Before an audience of around 250,000 at Grant Park in Chicago, Obama mentioned Martin Luther King and the civil rights movement in reference to Ann Nixon Cooper, a 106 year old Atlanta voter, who has lived through many political and social changes. "She was there for the buses in Montgomery, the hoses in Birmingham, a bridge in Selma, and a preacher from Atlanta who told a people that 'We Shall Overcome.' Yes we can."

The dream of Martin Luther King connects to the belief that the freedoms declared in the Constitution at the expense of the minority will one day be enjoyed by all. I spoke to the people from my village about the long haul from civil rights to the White House, from Atlanta to Buea, from the past to the future, from King to the Kansas-Kenyan.

I specifically wanted to know about how they viewed the concept of the "American dream;" is Obama's victory a realization of King's dream? Stephany Spaulding hails from Chicago, and she sees a connection between the two men and their messages. "This is the perfect book-end to a symbolic journey.

He took the convention nomination on the same night as the 'I Have a Dream' speech," she observes, "and he'll be inaugurated on the weekend we reserve for Martin Luther King." Coincidence? She thinks not. Also, like King, Obama is clear that his charismatic speeches aren't enough to make changes; his goals require a popular groundswell of support.

"It was never about King, the man, and he understood it was never about himself. I think that God was able to utilize Barack Obama because he understood it was not about him," she says.

Leah Creque wears a t-shirt bearing the countenances of Obama and King and referring to "dreams", but thinks the differences are as important as the similarities. Raised in the Deep South, she sees how far the dream has come. "I'm the same age as the children who were bombed in Birmingham," she says. "My father was a leading minister.

I knew teenagers and college students who were picketing.
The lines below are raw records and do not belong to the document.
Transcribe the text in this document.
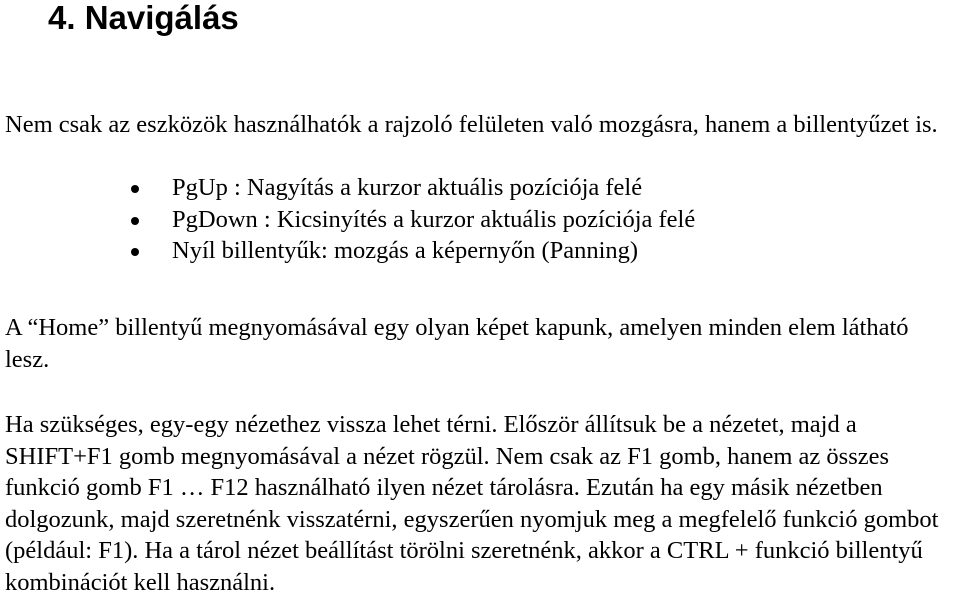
4. Navigálás

Nem csak az eszközök használhatók a rajzoló felületen való mozgásra, hanem a billentyűzet is.

PgUp : Nagyítás a kurzor aktuális pozíciója felé
PgDown : Kicsinyítés a kurzor aktuális pozíciója felé
Nyíl billentyűk: mozgás a képernyőn (Panning)

A “Home” billentyű megnyomásával egy olyan képet kapunk, amelyen minden elem látható lesz.

Ha szükséges, egy-egy nézethez vissza lehet térni. Először állítsuk be a nézetet, majd a SHIFT+F1 gomb megnyomásával a nézet rögzül. Nem csak az F1 gomb, hanem az összes funkció gomb F1 … F12 használható ilyen nézet tárolásra. Ezután ha egy másik nézetben dolgozunk, majd szeretnénk visszatérni, egyszerűen nyomjuk meg a megfelelő funkció gombot (például: F1). Ha a tárol nézet beállítást törölni szeretnénk, akkor a CTRL + funkció billentyű kombinációt kell használni.
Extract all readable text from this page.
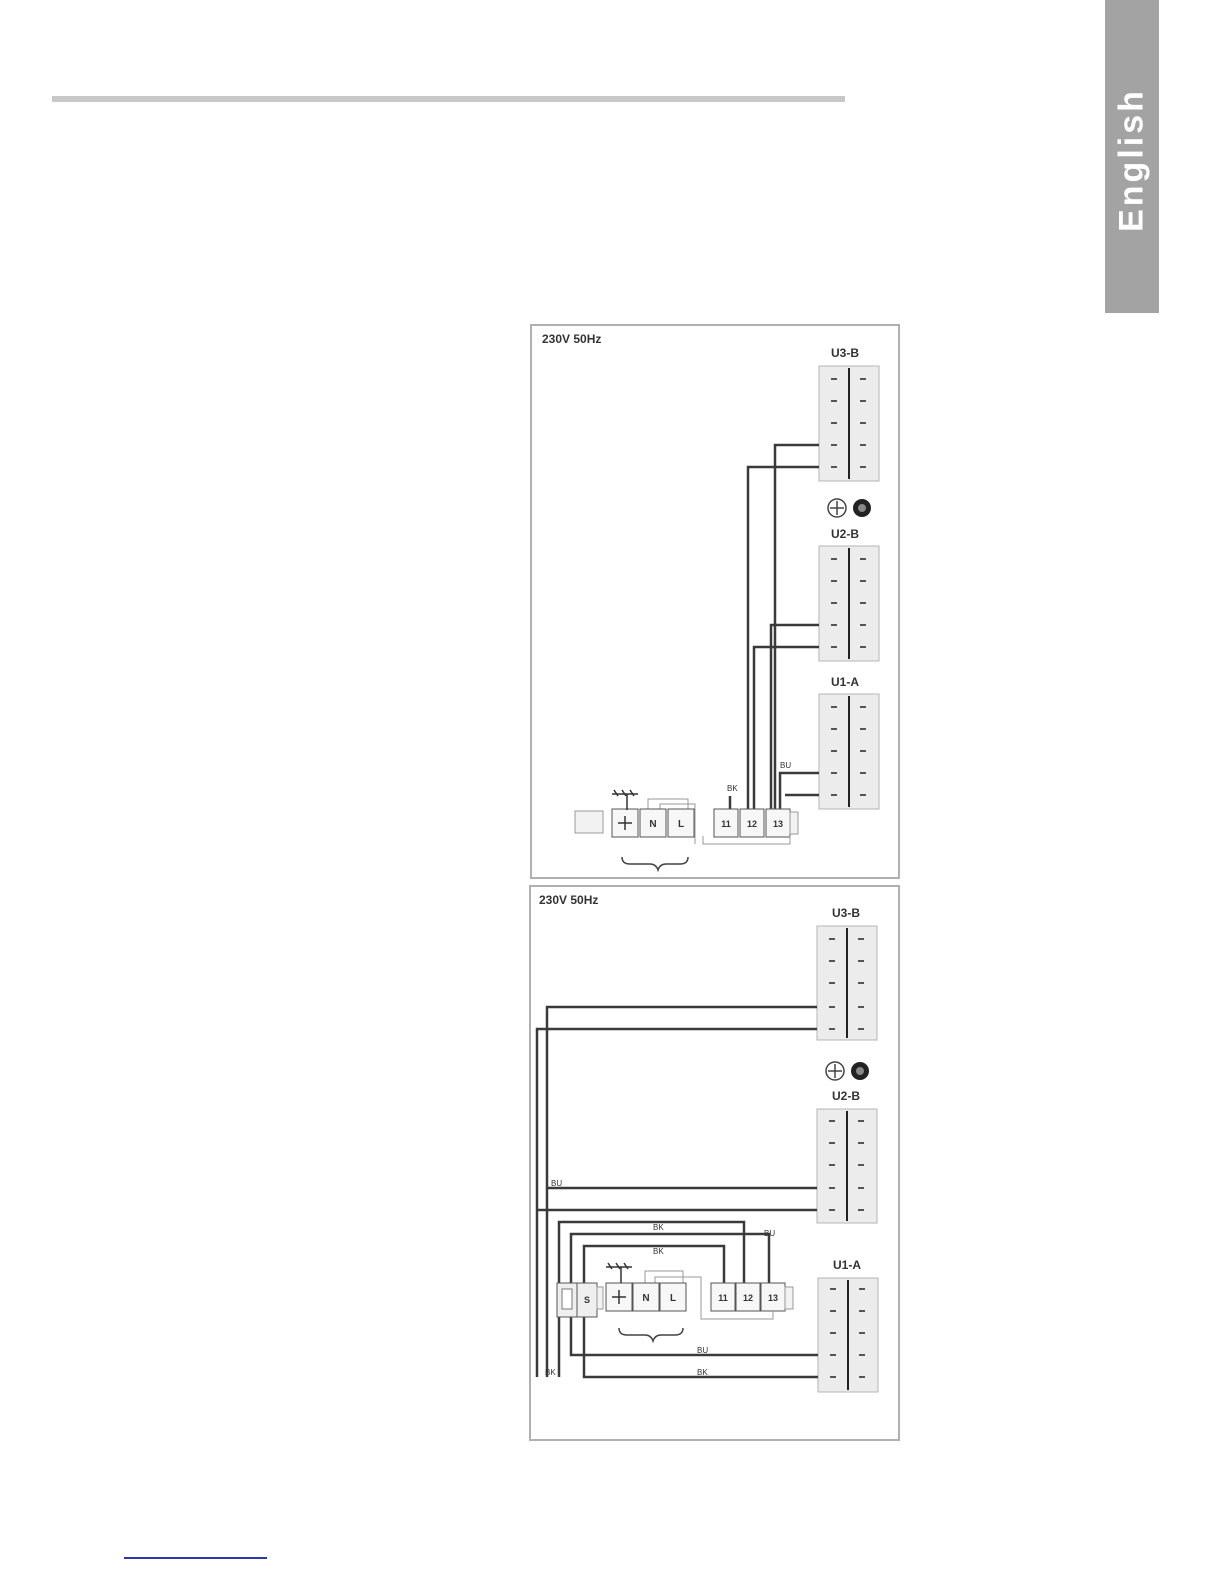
English
230V 50Hz
U3-B
U2-B
U1-A
BK
BU
N L	11 12 13
230V 50Hz
U3-B
U2-B
U1-A
BU
BK
BU
BK
BU
BK
BK
S	N L	11 12 13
I grew up in the middle of the civil rights movement." She sees the major difference as one of scope. "The dream of King was the access and opportunity, getting the vote. This is more about changing things intrinsically," she says. "King's dream was about fundamentals; we weren't even thinking about healthcare."
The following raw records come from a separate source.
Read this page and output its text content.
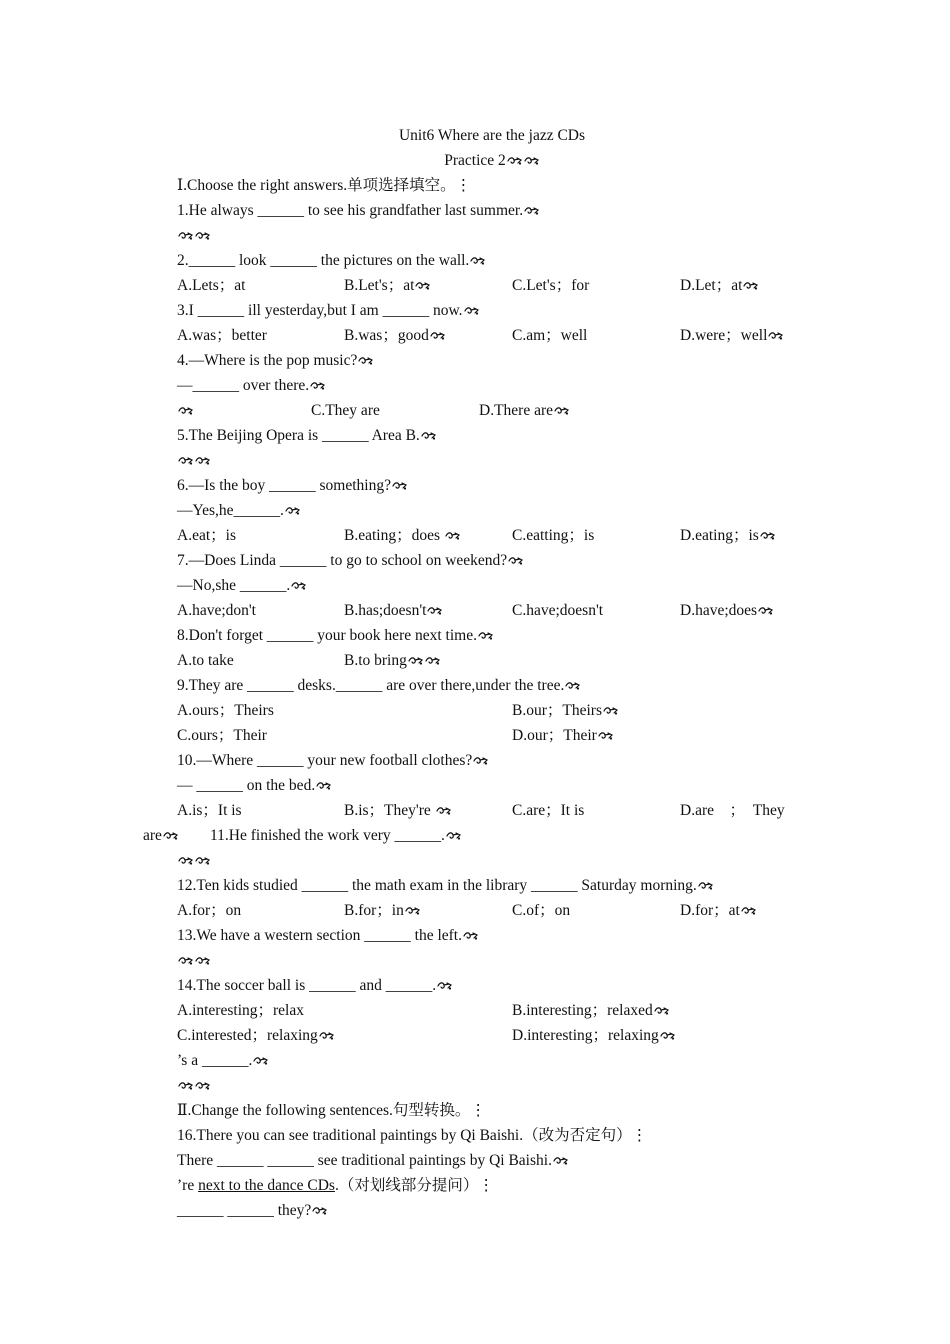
Unit6 Where are the jazz CDs
Practice 2
Ⅰ.Choose the right answers.单项选择填空。⋮
1.He always ______ to see his grandfather last summer.
2.______ look ______ the pictures on the wall.
A.Lets；at	B.Let's；at	C.Let's；for	D.Let；at
3.I ______ ill yesterday,but I am ______ now.
A.was；better	B.was；good	C.am；well	D.were；well
4.—Where is the pop music?
—______ over there.
C.They are	D.There are
5.The Beijing Opera is ______ Area B.
6.—Is the boy ______ something?
—Yes,he______.
A.eat；is	B.eating；does	C.eatting；is	D.eating；is
7.—Does Linda ______ to go to school on weekend?
—No,she ______.
A.have;don't	B.has;doesn't	C.have;doesn't	D.have;does
8.Don't forget ______ your book here next time.
A.to take	B.to bring
9.They are ______ desks.______ are over there,under the tree.
A.ours；Theirs	B.our；Theirs
C.ours；Their	D.our；Their
10.—Where ______ your new football clothes?
— ______ on the bed.
A.is；It is	B.is；They're	C.are；It is	D.are　；　They
are	11.He finished the work very ______.
12.Ten kids studied ______ the math exam in the library ______ Saturday morning.
A.for；on	B.for；in	C.of；on	D.for；at
13.We have a western section ______ the left.
14.The soccer ball is ______ and ______.
A.interesting；relax	B.interesting；relaxed
C.interested；relaxing	D.interesting；relaxing
’s a ______.
Ⅱ.Change the following sentences.句型转换。⋮
16.There you can see traditional paintings by Qi Baishi.（改为否定句）⋮
There ______ ______ see traditional paintings by Qi Baishi.
’re next to the dance CDs.（对划线部分提问）⋮
______ ______ they?
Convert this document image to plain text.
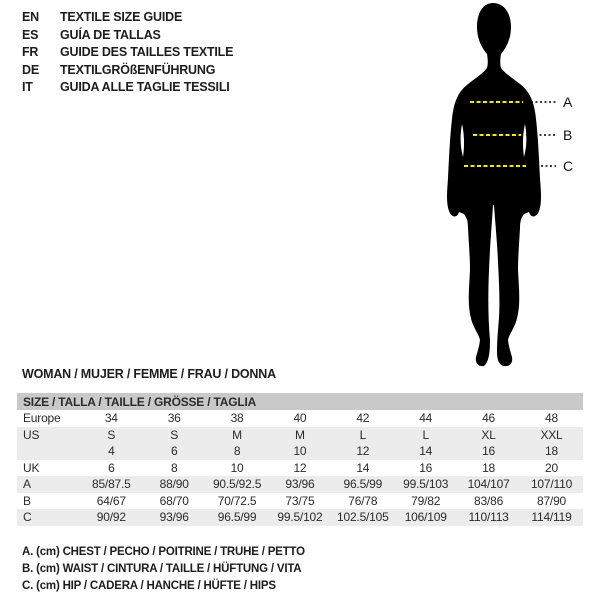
EN	TEXTILE SIZE GUIDE
ES	GUÍA DE TALLAS
FR	GUIDE DES TAILLES TEXTILE
DE	TEXTILGRÖßENFÜHRUNG
IT	GUIDA ALLE TAGLIE TESSILI
A
B
C
WOMAN / MUJER / FEMME / FRAU / DONNA
SIZE / TALLA / TAILLE / GRÖSSE / TAGLIA								
Europe	34	36	38	40	42	44	46	48
US	S	S	M	M	L	L	XL	XXL
	4	6	8	10	12	14	16	18
UK	6	8	10	12	14	16	18	20
A	85/87.5	88/90	90.5/92.5	93/96	96.5/99	99.5/103	104/107	107/110
B	64/67	68/70	70/72.5	73/75	76/78	79/82	83/86	87/90
C	90/92	93/96	96.5/99	99.5/102	102.5/105	106/109	110/113	114/119
A. (cm) CHEST / PECHO / POITRINE / TRUHE / PETTO
B. (cm) WAIST / CINTURA / TAILLE / HÜFTUNG / VITA
C. (cm) HIP / CADERA / HANCHE / HÜFTE / HIPS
It's clear that the civil rights movement was the starting point for many of the changes we see today. But King's generation had better be cautious of taking too much credit. Young voters, new voters, and heavy campaigning in traditionally Republican states were crucial in winning the election.

Obama also had to go over some old heads to get to where he is, although nobody can hold it against him for superseding Jesse Jackson Jr. and other members of the civil rights elite. It hasn't always worked for him, as in his campaign against Bobby Rush, but Obama has always maintained that the civil rights movement is American history and the future has to build on that foundation rather than relive the 1960's glory days.

For a less informed but more impassioned version of this theory, you should hear my brother rant about baby boomers; self righteous windbags still living off their laurels and Marching on Washington, ready to die with the baton super-glued to their hands rather than pass it along, hating their kids who went to law school just as much as the ones who won't move out of the basement. Nothing personal, though.

It has been, as the media keeps saying, "a long road to victory." But this victory is representative of how much the culture is changing. It's also been a long night and I look forward to getting to sleep, perchance to dream. The best part will be waking up to see that Obama, actually, won the election and, that, when I return to America, the country will have changed for the better.

Meanwhile, I am happy to be here with my colleagues from America, admiring the view of Mt. Fako. "This is my first time on the continent," Spaulding says. "The sun is rising over the second biggest mountain in West Africa. The biggest mountain was slavery, and we just climbed over it."